It’s crucial to remember that if getting traffic from search engines is your primary goal, your results will most likely suffer. You must provide value above and beyond search engine optimization in order to delight both search engines (who will reward you with high rankings over time) and potential consumers and return visitors. To put it another way, don’t create “thin” content that ranks and gets clicks but adds little value to the search engine user. Google may punish websites that push “thin,” poor-value content; they also tend to have high bounce rates and low conversion rates.
Different Types SEO content:
- Product Pages – Product pages are the lifeblood of any retail e-commerce site. A good product page can be used as both SEO content and a landing page for PPC campaigns.
- Posts on the Blog – A blog is one of the simplest ways to generate a steady stream of SEO-friendly content. Blog posts, in general, are more engaging and more likely to attract links than product pages, so they can be a great way to establish your site’s authority.
- Videos Because there are fewer videos on the web than text pages, creating a video instead of writing an article may make it easier to rank on the first page for a competitive keyword.
How to Create a Content Strategy for SEO?
If you’ve been haphazardly producing content in the hopes that some of it will rank, now is the time to buckle down and commit to a more methodical SEO content strategy for the web.
In order to define and refine your SEO content strategy, follow these four steps:
Defining the goals
If you want to increase product sales, you should prioritise attractive, informative product pages that are optimised for both search and conversions. Your secondary focus could be on useful blog content that demonstrates when and how to use your products, with relevant links to those pages (though it’s best if your blog isn’t entirely self-promotional).
If your site is based on advertising and you want to attract new readers through search, you should focus on rich content (such as long-form articles or video resources that are informative, entertaining, or both) and “stickiness” (“sticky” content keeps visitors on your site longer and encourages them to return).
Consider your audience
Know your target market – surveys and analytics software can assist you in gaining a better understanding of your typical visitor or client. Consider creating marketing personas, which are fictional characters who represent your ideal site visitors and customers. Then consider what kinds of content those personas would be interested in.
If you run a B2B website aimed at C-level executives, for example, you might want to create high-level white papers that can be downloaded and saved for later reading.

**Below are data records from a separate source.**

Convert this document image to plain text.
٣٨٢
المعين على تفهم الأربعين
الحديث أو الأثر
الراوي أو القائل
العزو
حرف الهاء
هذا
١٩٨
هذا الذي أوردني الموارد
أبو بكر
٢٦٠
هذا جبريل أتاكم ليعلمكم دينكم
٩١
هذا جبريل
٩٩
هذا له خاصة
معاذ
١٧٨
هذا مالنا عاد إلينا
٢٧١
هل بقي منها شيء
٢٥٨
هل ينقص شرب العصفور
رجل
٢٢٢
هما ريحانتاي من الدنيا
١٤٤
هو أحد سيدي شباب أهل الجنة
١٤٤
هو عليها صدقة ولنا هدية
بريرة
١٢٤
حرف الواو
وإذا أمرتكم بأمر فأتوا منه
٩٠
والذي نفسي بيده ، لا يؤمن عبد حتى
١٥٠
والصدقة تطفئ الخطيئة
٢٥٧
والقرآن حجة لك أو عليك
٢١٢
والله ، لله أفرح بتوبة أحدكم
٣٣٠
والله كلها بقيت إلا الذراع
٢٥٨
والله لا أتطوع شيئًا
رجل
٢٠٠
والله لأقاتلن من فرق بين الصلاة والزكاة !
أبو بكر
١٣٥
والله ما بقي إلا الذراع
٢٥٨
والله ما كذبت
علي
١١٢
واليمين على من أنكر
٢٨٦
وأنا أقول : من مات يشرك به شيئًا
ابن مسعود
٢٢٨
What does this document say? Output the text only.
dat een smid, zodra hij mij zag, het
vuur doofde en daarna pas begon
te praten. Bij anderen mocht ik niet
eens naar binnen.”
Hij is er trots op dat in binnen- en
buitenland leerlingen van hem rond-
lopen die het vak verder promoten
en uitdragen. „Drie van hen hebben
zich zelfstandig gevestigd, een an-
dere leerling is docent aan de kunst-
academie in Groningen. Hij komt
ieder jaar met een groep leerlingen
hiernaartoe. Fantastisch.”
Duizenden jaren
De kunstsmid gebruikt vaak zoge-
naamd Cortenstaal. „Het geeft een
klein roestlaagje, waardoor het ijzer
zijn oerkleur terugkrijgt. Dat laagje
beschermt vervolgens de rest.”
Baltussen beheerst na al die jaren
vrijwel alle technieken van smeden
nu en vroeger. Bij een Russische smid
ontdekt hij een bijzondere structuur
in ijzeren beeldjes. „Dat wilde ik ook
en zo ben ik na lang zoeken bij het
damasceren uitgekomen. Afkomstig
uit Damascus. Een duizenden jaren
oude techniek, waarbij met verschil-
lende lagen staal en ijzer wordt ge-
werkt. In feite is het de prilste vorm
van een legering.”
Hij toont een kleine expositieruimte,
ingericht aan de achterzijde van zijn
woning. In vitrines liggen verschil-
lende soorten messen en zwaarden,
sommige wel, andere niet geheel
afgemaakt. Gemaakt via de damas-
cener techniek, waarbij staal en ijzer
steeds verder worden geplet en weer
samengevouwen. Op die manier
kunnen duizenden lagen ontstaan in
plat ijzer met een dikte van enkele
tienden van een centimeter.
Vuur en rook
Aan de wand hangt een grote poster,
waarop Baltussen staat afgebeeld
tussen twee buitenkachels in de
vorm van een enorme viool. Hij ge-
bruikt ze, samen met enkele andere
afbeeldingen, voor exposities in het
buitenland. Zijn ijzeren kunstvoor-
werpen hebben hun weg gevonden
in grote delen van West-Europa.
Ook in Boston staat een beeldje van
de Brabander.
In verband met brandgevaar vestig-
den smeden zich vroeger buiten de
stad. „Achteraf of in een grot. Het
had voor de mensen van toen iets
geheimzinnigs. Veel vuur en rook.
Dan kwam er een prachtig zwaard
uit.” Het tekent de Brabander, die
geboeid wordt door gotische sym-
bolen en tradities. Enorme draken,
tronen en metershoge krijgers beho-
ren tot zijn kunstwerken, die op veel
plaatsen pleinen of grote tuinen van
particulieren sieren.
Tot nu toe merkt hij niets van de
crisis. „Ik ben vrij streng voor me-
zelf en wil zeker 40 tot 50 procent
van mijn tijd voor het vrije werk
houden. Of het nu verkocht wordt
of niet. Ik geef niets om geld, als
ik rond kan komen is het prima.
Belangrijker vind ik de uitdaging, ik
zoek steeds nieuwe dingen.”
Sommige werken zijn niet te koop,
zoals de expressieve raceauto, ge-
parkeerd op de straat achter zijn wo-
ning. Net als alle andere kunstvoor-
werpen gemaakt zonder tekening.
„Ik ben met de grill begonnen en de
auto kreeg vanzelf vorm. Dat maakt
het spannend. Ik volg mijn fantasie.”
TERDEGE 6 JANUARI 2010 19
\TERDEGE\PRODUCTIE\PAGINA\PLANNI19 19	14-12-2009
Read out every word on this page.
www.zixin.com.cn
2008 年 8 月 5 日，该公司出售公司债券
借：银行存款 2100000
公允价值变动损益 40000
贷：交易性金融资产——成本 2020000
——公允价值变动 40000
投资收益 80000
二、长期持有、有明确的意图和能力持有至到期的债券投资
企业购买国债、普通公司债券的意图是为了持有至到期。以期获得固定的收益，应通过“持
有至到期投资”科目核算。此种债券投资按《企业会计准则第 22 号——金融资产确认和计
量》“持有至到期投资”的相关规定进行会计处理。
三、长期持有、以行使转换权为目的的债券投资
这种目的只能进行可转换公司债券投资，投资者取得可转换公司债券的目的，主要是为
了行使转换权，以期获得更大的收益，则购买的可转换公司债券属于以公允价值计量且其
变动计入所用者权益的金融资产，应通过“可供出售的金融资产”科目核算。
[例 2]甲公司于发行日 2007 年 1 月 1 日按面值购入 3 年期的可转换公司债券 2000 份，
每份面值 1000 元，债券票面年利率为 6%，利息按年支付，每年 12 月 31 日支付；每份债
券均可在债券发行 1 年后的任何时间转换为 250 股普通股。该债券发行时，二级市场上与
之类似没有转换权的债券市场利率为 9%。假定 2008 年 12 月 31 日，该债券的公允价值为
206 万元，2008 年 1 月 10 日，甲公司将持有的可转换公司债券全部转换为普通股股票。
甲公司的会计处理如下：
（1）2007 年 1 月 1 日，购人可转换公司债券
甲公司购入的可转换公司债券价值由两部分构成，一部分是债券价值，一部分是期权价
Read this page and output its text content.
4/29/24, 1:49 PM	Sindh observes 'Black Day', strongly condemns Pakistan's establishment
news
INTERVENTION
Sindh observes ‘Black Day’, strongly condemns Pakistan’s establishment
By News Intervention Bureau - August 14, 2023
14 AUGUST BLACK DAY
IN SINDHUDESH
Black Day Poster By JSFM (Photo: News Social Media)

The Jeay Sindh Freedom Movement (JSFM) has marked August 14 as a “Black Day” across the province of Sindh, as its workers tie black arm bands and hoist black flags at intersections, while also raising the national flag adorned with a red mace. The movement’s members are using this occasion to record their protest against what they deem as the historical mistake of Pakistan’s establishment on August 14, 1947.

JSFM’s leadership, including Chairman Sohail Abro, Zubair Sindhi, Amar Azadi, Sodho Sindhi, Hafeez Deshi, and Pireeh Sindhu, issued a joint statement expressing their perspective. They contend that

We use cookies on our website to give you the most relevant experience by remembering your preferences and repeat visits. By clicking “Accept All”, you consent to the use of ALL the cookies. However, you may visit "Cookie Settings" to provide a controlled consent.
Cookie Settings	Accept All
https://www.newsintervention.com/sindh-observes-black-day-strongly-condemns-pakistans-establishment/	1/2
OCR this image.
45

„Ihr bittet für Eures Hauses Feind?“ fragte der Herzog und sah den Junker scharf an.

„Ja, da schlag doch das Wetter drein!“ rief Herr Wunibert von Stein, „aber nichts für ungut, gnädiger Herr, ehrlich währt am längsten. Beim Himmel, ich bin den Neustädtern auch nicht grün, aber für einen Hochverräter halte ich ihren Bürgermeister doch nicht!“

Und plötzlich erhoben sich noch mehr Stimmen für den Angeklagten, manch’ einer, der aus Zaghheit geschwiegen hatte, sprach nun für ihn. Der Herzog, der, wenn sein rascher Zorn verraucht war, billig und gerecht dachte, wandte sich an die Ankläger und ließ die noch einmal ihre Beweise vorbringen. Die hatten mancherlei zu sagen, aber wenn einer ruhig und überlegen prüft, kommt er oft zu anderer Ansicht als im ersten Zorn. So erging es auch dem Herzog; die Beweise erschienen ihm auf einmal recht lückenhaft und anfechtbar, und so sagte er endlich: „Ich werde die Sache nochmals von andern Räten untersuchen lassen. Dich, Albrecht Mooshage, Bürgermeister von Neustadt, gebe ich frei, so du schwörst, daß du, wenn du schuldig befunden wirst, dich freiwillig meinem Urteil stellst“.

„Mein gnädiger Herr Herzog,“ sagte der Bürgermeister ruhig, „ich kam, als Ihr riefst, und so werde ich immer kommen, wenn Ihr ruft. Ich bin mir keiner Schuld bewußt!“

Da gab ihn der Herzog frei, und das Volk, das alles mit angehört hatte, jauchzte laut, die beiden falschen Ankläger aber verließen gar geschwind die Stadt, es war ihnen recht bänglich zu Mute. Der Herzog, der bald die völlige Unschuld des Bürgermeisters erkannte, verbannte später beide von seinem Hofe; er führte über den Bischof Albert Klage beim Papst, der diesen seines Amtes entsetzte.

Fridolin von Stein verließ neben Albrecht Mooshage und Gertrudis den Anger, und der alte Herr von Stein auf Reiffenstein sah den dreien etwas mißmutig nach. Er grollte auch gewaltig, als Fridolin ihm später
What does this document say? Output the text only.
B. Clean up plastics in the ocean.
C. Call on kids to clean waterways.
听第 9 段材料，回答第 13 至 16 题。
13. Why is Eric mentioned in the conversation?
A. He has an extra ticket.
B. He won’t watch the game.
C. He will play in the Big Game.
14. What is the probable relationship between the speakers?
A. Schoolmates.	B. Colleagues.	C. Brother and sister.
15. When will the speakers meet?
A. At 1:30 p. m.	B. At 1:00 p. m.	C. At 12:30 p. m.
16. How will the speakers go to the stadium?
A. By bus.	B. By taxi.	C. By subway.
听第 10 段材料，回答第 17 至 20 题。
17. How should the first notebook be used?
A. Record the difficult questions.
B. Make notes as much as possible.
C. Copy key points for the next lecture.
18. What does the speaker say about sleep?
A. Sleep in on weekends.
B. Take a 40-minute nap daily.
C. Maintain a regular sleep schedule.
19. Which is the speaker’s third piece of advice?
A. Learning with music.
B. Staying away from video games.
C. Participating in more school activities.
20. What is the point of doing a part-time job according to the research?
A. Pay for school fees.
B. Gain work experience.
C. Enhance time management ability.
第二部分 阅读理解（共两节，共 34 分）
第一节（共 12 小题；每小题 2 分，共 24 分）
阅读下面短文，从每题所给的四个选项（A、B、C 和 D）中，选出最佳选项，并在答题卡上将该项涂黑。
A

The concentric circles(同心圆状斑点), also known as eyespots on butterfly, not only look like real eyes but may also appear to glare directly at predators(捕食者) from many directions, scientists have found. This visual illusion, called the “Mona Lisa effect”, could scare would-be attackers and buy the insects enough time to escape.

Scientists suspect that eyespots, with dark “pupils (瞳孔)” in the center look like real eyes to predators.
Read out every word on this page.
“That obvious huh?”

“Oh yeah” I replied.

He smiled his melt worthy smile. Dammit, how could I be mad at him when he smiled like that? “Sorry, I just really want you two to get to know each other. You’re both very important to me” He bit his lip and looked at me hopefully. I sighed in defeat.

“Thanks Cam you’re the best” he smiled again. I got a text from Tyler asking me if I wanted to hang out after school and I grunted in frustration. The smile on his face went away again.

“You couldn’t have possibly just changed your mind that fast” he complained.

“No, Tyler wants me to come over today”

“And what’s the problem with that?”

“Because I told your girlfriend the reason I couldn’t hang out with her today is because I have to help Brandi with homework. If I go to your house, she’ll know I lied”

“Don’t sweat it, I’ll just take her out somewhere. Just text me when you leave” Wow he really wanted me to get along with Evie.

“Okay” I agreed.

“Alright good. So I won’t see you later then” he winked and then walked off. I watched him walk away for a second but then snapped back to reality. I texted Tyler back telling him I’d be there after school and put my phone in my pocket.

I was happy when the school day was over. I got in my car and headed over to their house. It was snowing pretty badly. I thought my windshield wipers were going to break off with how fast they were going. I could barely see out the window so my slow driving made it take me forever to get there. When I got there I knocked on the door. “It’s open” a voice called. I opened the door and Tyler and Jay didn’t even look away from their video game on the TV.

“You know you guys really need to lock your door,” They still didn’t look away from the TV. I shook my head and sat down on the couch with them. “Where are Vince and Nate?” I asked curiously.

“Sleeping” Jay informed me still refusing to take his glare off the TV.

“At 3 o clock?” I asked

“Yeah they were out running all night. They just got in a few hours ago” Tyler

If your company caters to teenagers and tweens, you should make frequent updates with less text and more images and video. You’ll also want to make sure your site is mobile-friendly.
Make a schedule for your articles
You can start creating an editorial calendar once you know who you’re going after and why. An editorial calendar is a schedule that specifies when new content will publish and what type of content will be publish. This will help you stick to a regular schedule (creating new content on a regular basis is especially important if you have a blog), as well as prevent you from scrambling at the last minute to come up with a topic for new content.
A few tips on how to create a content calendar and adhere to it:
- Organising your calendar with Outlook (or Google Calendar) means your entire marketing team should have access to the editorial calendar. Set alerts for authors so they are aware of advancing deadlines.
- Consider creating recurring features, such as a meatless recipe every Monday on a food blog. Many blogs publicise link roundups on a weekly basis. Create a category page for each ongoing feature. So that visitors can easily find all of your Meatless Monday recipes and link roundups.
- When creating more complex types of content, such as videos and infographics, give yourself plenty of time. These are more difficult to optimise for search and often require multiple rounds of edits to perfect.
- Don’t plan too far ahead of time. Means Calendars are prone to getting derailed after a month or two due to changes in marketing goals, budgets, or staff. So don’t waste time and effort by making plans out a year’s worth of events in advance.
Analyze and re-evaluate
Finally, keep track of your site’s statistics. Examine your SEO content on a regular basis with content audits and SEO audits (or even a full site audit) to see what’s working and what isn’t. There are numerous tools and website graders available to assist with this. Page visits, links, comments (on blog posts and other sorts of content), social shares (Facebook likes, tweets, and other types of material). And lead generation are all good indicators of effectiveness and participation. Two objectives should be the focus of your investigation:
- Examine your successes so you can replicate them – Keep an eye out for patterns. Do you have a video-obsessed audience? Then go ahead and make more videos! Adjust your editorial calendar in the future. So you can devote more time and effort to the types of content that are most popular.
- Make time to update and improve older SEO content. If you tried to optimise an article for one keyword but it’s getting more traffic for a different keyword. Go back and re-optimize it for the new keyword. By including that keyword in the title, for example, you might be able to significantly increase traffic.
The difference between having a content sharing strategy and not having one has a significant impact on the amount of traffic your posts receive. As a result, having a well-defined approach is critical.